In a coordinated global operation, the FBI, alongside law enforcement agencies from the Five Eyes nations, Switzerland, Iceland, and Ukraine, have successfully seized control of the notorious ransomware brokerage site BreachForums and its associated Telegram channel.
The takedown, which occurred on Wednesday, May 15, 2024, marks a significant victory against the growing cyber extortion industry. Despite numerous previous attempts to disrupt its operations, BreachForums had persistently resurfaced, acting as a clearinghouse for stolen data, hacking tools, and illicit services.
Site Now Under Law Enforcement Control
Visitors to the BreachForums website are now greeted with a stark message: “This website has been taken down by the FBI and DOJ with assistance from international partners. We are reviewing the site’s backend data. If you have information to report about cybercriminal activity on BreachForums, please contact us.”
The seizure comes just days after the site reportedly hosted information allegedly stolen from Europol’s databases, further highlighting the grave threat posed by such cybercriminal enterprises.
Notorious Hub for Stolen Data and Cyber Extortion
BreachForums had become a notorious hub for the trade of stolen data, enabling the nefarious practice of “double extortion” attacks, where victims’ data is not only encrypted for ransom but also stolen and used as leverage for additional extortion demands.

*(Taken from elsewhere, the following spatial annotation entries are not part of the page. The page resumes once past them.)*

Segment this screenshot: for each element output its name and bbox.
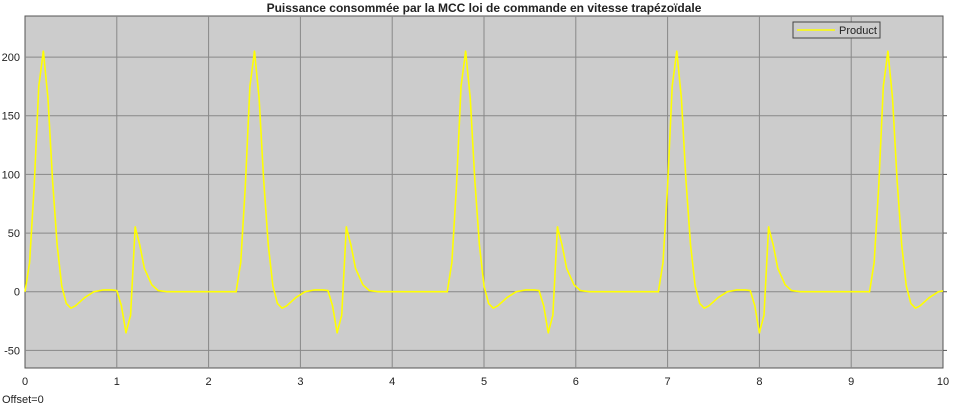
y-tick-label: 200 <box>2 52 20 64</box>
x-tick-label: 9 <box>848 376 854 388</box>
y-tick-label: 50 <box>8 228 20 240</box>
legend-entry-product: Product <box>839 25 877 37</box>
x-tick-label: 7 <box>665 376 671 388</box>
y-tick-label: 100 <box>2 169 20 181</box>
x-tick-label: 6 <box>573 376 579 388</box>
y-tick-label: 150 <box>2 111 20 123</box>
legend-box <box>792 21 881 39</box>
y-tick-label: -50 <box>4 345 20 357</box>
x-tick-label: 8 <box>756 376 762 388</box>
offset-label: Offset=0 <box>2 394 44 406</box>
grid <box>25 16 947 368</box>
x-tick-label: 10 <box>937 376 949 388</box>
x-tick-label: 1 <box>114 376 120 388</box>
y-tick-label: 0 <box>14 287 20 299</box>
x-tick-label: 0 <box>22 376 28 388</box>
x-tick-label: 2 <box>206 376 212 388</box>
tick-labels: 0 1 2 3 4 5 6 7 8 9 10 -50 0 50 100 150 200 <box>2 52 949 388</box>
x-tick-label: 4 <box>389 376 395 388</box>
x-tick-label: 5 <box>481 376 487 388</box>
x-tick-label: 3 <box>297 376 303 388</box>
series-line-product <box>24 50 944 334</box>
legend: Product <box>792 21 881 39</box>
chart-title: Puissance consommée par la MCC loi de co… <box>267 1 702 15</box>
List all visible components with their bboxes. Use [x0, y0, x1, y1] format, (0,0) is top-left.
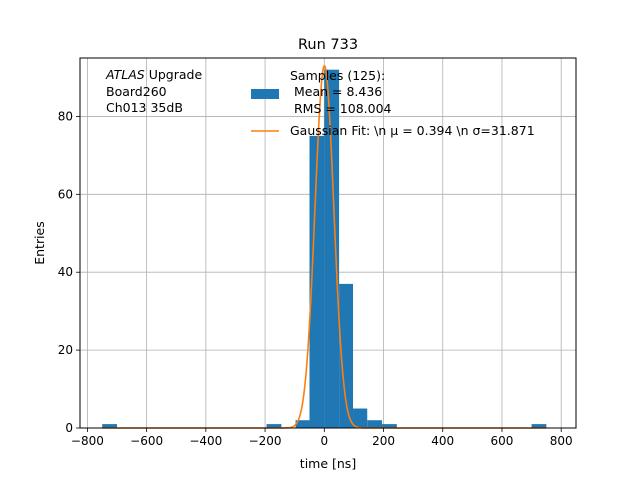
legend-fit-label: Gaussian Fit: \n μ = 0.394 \n σ=31.871 — [290, 123, 535, 138]
atlas-label: ATLAS — [105, 67, 145, 82]
histogram-bar — [102, 424, 118, 428]
plot-frame — [79, 57, 577, 429]
x-tick-label: −600 — [130, 434, 163, 448]
x-tick-label: −200 — [249, 434, 282, 448]
y-tick-label: 20 — [58, 343, 73, 357]
annotation-line-1: Upgrade — [149, 67, 203, 82]
legend-samples-line-3: RMS = 108.004 — [290, 101, 392, 116]
chart-title: Run 733 — [298, 37, 358, 53]
axis-ticks: −800 −600 −400 −200 0 200 400 600 800 0 20 40 60 80 — [58, 109, 573, 448]
histogram-bar — [367, 420, 383, 428]
histogram-bar — [309, 135, 325, 429]
histogram-bar — [382, 424, 397, 428]
x-tick-label: 600 — [491, 434, 514, 448]
atlas-annotation: ATLAS Upgrade Board260 Ch013 35dB — [105, 67, 202, 115]
annotation-line-2: Board260 — [106, 84, 167, 99]
x-tick-label: −800 — [71, 434, 104, 448]
annotation-line-3: Ch013 35dB — [106, 100, 183, 115]
y-tick-label: 0 — [65, 421, 73, 435]
histogram-bar — [531, 424, 547, 428]
y-tick-label: 60 — [58, 187, 73, 201]
histogram-bars — [102, 69, 547, 429]
y-tick-label: 40 — [58, 265, 73, 279]
histogram-bar — [324, 69, 340, 429]
x-tick-label: −400 — [189, 434, 222, 448]
histogram-bar — [353, 408, 368, 428]
legend-samples-swatch — [251, 89, 279, 99]
histogram-bar — [295, 420, 310, 428]
legend: Samples (125): Mean = 8.436 RMS = 108.00… — [251, 68, 535, 138]
y-tick-label: 80 — [58, 109, 73, 123]
x-tick-label: 400 — [431, 434, 454, 448]
legend-samples-line-2: Mean = 8.436 — [290, 84, 382, 99]
y-axis-label: Entries — [32, 221, 47, 265]
x-tick-label: 0 — [320, 434, 328, 448]
legend-samples-line-1: Samples (125): — [290, 68, 385, 83]
x-axis-label: time [ns] — [300, 456, 356, 471]
x-tick-label: 800 — [550, 434, 573, 448]
histogram-bar — [266, 424, 282, 428]
svg-text:ATLAS Upgrad: ATLAS Upgrade — [105, 67, 202, 82]
x-tick-label: 200 — [372, 434, 395, 448]
histogram-bar — [339, 283, 354, 428]
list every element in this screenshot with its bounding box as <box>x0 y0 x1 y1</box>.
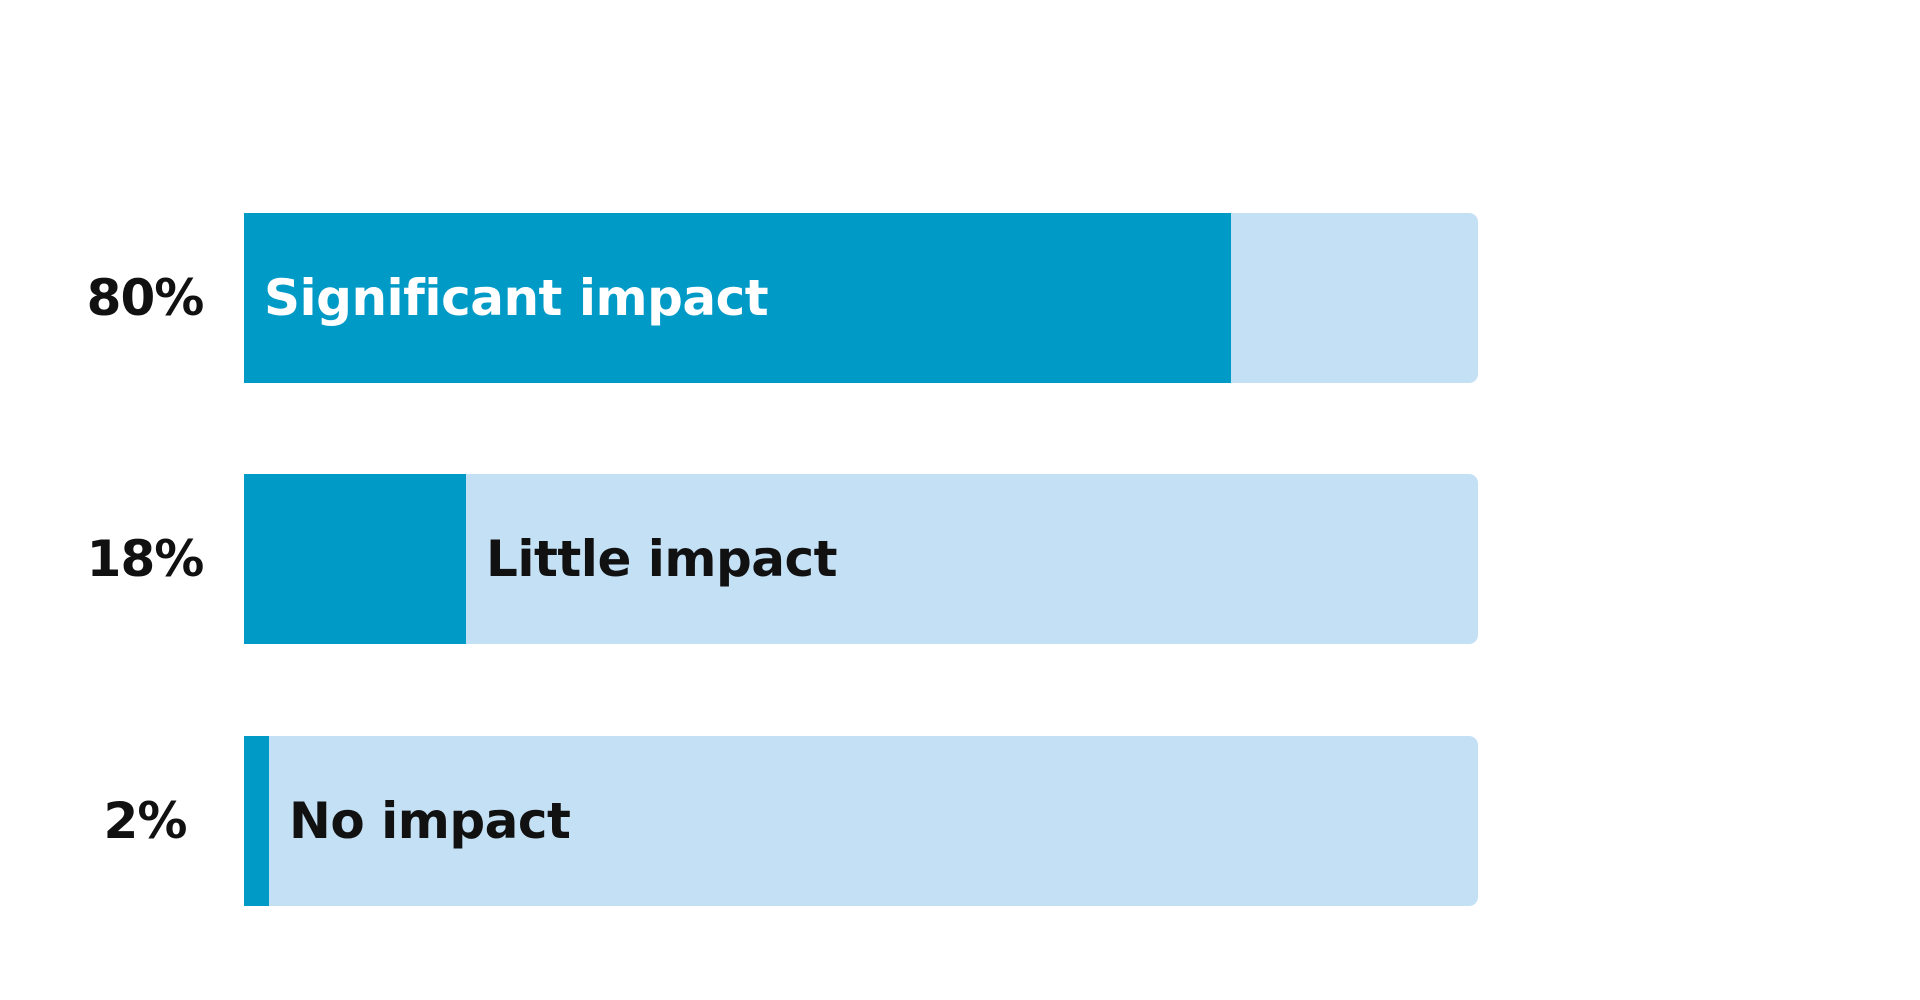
bar-fill <box>244 213 1231 383</box>
value-label: 18% <box>86 530 205 588</box>
bar-track <box>244 474 1478 644</box>
category-label: Significant impact <box>264 269 769 327</box>
bar-track <box>244 213 1478 383</box>
category-label: No impact <box>289 792 571 850</box>
bar-fill <box>244 736 269 906</box>
value-label: 2% <box>103 792 188 850</box>
bar-row: 80% Significant impact <box>0 213 1920 383</box>
value-label: 80% <box>86 269 205 327</box>
bar-row: 18% Little impact <box>0 474 1920 644</box>
category-label: Little impact <box>486 530 838 588</box>
bar-track <box>244 736 1478 906</box>
bar-row: 2% No impact <box>0 736 1920 906</box>
bar-fill <box>244 474 466 644</box>
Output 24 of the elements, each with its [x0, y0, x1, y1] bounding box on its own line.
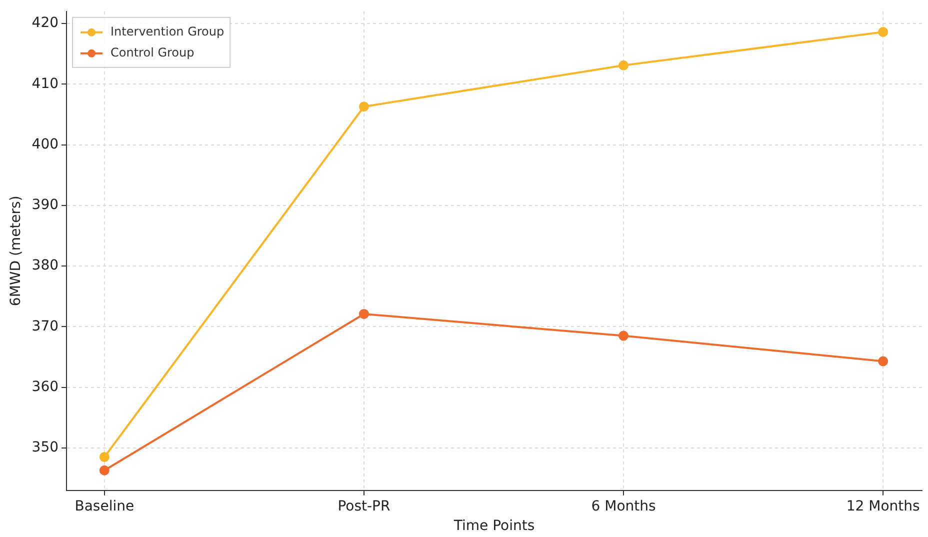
- y-tick-label: 420: [32, 15, 59, 32]
- x-tick-label: Baseline: [74, 498, 134, 514]
- point: [358, 102, 369, 112]
- y-axis-title: 6MWD (meters): [8, 196, 24, 306]
- y-tick-label: 370: [32, 318, 59, 334]
- y-tick-label: 400: [32, 136, 59, 152]
- point: [878, 27, 888, 38]
- y-tick-label: 380: [32, 258, 59, 274]
- y-tick-label: 360: [32, 378, 59, 395]
- y-tick-label: 390: [32, 197, 59, 214]
- legend-label: Control Group: [110, 46, 194, 60]
- point: [99, 452, 110, 462]
- point: [878, 356, 888, 366]
- point: [618, 330, 629, 341]
- point: [358, 308, 369, 319]
- y-tick-label: 350: [32, 440, 59, 456]
- y-tick-label: 410: [32, 76, 59, 92]
- point: [618, 60, 629, 70]
- legend-label: Intervention Group: [110, 24, 224, 39]
- x-tick-label: Post-PR: [338, 498, 390, 514]
- x-axis-title: Time Points: [452, 518, 535, 534]
- x-tick-label: 12 Months: [846, 498, 920, 514]
- x-tick-label: 6 Months: [591, 498, 656, 514]
- point: [99, 465, 110, 476]
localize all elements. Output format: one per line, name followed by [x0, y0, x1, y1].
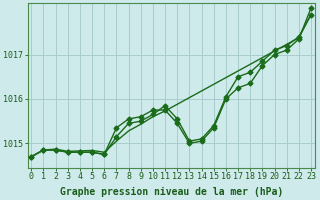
X-axis label: Graphe pression niveau de la mer (hPa): Graphe pression niveau de la mer (hPa) [60, 186, 283, 197]
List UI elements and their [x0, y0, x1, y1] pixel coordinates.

According to the FBI’s Internet Crime Complaint Center (IC3), “From June 2023 until May 2024, BreachForums (hosted at breachforums.st/.cx/.is/.vc and run by ShinyHunters) was operating as a clear-net marketplace for cybercriminals to buy, sell, and trade contraband, including stolen access devices, means of identification, hacking tools, breached databases, and other illegal services.”
Ongoing Battle Against Cyber Extortion
While the seizure of BreachForums represents a significant victory, the battle against cyber extortion and ransomware is far from over. As the FBI acknowledges, other forums of this kind are likely to emerge, fueled by the multi-billion dollar industry’s lucrative incentives.
Law enforcement agencies worldwide remain vigilant, urging victims and potential informants to come forward with any information that could aid in the identification and prosecution of the perpetrators behind these malicious cyber activities.